Yes, there is a difference between font and typography.
A font is a specific typeface that is used to render text. It is a set of characters that share a common design and are of a specific size and style. Fonts are used to create visual hierarchy and establish a visual identity for a document or a website.
Typography, on the other hand, is the art and technique of designing and arranging text in a way that is visually appealing and easy to read. It involves choosing the right font, size, color, and layout for a document or website. Typography also includes the use of typographic elements such as paragraph styles, headlines, lists, and special characters.

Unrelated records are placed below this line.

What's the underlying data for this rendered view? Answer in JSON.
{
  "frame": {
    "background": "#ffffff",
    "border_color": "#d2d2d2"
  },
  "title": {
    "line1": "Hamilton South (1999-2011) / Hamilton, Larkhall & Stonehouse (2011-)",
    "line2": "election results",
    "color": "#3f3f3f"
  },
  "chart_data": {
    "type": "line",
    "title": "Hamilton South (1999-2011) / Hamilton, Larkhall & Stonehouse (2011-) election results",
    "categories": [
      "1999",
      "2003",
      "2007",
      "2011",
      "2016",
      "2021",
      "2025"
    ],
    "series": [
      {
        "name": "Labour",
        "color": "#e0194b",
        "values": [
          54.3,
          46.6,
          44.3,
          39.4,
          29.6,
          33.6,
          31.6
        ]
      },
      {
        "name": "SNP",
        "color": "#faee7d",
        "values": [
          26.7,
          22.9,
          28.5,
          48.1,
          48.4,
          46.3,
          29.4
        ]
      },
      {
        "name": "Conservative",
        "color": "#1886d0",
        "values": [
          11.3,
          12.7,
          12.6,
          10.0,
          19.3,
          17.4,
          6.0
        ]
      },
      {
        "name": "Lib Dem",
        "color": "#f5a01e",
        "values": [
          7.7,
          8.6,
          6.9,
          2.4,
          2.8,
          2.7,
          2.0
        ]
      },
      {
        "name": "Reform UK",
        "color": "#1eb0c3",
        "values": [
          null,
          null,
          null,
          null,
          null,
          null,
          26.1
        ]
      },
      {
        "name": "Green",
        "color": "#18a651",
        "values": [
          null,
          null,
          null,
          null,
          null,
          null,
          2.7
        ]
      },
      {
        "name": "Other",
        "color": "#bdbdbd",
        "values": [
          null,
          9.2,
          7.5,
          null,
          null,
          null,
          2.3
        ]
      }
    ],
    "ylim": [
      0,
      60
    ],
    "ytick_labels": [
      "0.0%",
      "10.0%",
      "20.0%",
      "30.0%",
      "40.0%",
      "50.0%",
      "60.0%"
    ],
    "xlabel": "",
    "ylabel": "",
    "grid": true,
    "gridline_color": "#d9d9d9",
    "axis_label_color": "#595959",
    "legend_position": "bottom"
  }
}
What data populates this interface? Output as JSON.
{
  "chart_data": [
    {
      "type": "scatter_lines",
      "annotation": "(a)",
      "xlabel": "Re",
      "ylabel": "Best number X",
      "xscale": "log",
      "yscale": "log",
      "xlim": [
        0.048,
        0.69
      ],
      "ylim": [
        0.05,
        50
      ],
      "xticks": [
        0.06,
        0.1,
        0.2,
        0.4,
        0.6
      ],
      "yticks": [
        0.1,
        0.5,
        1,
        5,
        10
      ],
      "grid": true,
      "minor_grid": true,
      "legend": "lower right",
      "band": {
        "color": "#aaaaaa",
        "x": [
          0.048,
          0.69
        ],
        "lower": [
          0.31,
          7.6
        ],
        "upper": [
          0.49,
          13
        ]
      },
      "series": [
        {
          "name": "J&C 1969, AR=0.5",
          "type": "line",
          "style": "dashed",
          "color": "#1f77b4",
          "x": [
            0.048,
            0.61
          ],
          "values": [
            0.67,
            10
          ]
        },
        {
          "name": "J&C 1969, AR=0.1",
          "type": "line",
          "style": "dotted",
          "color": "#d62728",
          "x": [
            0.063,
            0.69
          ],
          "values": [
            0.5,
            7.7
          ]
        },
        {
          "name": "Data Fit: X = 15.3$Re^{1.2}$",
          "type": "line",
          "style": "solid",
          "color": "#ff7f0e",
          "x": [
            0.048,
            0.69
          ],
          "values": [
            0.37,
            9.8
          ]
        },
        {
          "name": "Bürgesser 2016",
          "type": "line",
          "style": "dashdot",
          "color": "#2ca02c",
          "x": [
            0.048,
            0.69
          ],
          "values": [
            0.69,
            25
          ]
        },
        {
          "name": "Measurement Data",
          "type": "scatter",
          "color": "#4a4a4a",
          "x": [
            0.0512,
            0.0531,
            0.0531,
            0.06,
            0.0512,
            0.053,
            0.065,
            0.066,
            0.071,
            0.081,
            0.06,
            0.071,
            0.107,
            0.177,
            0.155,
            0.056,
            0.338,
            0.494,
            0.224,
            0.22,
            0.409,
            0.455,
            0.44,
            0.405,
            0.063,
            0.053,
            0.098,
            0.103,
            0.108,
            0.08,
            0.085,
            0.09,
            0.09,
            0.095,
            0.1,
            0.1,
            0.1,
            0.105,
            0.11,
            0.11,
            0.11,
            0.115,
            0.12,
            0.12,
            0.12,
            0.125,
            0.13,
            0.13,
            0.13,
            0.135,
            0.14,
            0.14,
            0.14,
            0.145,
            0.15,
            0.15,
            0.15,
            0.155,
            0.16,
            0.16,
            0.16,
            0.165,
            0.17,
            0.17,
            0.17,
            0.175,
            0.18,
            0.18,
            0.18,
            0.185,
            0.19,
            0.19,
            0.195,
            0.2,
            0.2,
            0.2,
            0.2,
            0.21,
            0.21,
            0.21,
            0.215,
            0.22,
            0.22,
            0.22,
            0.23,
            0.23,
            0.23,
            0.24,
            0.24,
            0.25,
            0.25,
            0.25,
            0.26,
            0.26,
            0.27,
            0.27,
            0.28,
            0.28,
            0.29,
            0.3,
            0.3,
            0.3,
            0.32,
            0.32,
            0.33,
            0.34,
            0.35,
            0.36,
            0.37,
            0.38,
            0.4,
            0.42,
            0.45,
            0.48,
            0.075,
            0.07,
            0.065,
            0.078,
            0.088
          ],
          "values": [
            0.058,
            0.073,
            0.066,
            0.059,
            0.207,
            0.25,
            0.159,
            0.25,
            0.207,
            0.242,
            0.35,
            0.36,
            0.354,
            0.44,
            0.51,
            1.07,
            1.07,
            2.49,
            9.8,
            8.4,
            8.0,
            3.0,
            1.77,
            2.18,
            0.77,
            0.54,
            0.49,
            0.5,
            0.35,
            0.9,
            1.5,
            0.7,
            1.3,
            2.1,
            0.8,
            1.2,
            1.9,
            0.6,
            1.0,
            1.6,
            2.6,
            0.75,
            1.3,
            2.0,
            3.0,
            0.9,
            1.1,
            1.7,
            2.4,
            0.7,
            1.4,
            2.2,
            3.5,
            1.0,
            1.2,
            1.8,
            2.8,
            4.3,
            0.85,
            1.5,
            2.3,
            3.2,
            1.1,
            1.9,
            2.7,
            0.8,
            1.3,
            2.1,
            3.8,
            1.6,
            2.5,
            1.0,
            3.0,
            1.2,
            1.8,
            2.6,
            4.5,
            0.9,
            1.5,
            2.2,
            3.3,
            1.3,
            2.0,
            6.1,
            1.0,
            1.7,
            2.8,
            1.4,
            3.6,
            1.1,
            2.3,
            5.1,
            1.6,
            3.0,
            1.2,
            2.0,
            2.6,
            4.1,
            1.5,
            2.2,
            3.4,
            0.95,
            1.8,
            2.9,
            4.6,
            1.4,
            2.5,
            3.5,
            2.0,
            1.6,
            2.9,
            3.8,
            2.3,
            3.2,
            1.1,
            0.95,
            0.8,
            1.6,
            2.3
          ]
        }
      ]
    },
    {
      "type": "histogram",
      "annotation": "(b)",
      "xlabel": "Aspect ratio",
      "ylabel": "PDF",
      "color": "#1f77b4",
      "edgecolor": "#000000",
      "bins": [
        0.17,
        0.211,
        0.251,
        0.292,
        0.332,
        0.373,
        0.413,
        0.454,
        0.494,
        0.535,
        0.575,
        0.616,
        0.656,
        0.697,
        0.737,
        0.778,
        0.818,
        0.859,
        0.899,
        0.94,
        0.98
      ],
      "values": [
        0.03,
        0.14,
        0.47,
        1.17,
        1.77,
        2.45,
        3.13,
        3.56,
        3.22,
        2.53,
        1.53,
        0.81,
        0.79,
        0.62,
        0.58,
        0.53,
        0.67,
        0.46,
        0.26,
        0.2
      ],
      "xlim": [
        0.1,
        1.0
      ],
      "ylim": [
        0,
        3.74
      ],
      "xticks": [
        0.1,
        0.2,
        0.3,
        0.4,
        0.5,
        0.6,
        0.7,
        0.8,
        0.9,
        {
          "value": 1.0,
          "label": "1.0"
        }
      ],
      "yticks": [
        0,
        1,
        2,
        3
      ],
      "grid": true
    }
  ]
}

In short, a font is a specific typeface, while typography is the art of using typefaces effectively to create a visually appealing and easy-to-read document or website.
Using Fonts, We Typograph
For this attorney’s logo & branding process, we had a blast playing and arranging fonts in a visually appealing way.
You can see our creative process in the following PDF. Browse the pages.
Which font would you choose?
The client loved the classic serif font look, which true to form, is a prominent choice in the legal profession.
Graphics and iconography are two distinct visual elements that are often used in design and communication.
Iconography is the study and interpretation of symbols and visual elements that are used to represent ideas or concepts. Iconography is often used in art, design, and architecture to communicate meaning through symbols and visual elements. For example, a red octagon is a common symbol used to indicate a stop sign, and a snake wrapped around a staff is a symbol commonly associated with the medical profession.
Drawing from Inspiration
Every time we jump on a consultation call with a new client, we ask them to share other brands and icons they like. It’s a great way to learn client preferences. Equally, it’s a more effective method of learning what a client does not like.
Sometimes, we find the former to more useful information. With inspiration in hand, we started mocking up an icon for Mary Katherine Alemany, Attorney at Law.
Even though the color palette wasn’t yet decided, we add the red for a splash of vibrancy.
Adding Colors to a Brand
What would life be like without color?
Grayscales are perfect for readability where long-winded content is concerned, but color schemes breathe personality into a brand. So we break out our swatches, offering options to the client.
This lawyer knew what she wanted. The professional navy and blue scheme helped to sway her option of the Clean Typography icon design.
You can see the final result on the second page of the following PDF.
And of course, no brand is complete without a Simple Guide to share all assets in one easily readable format.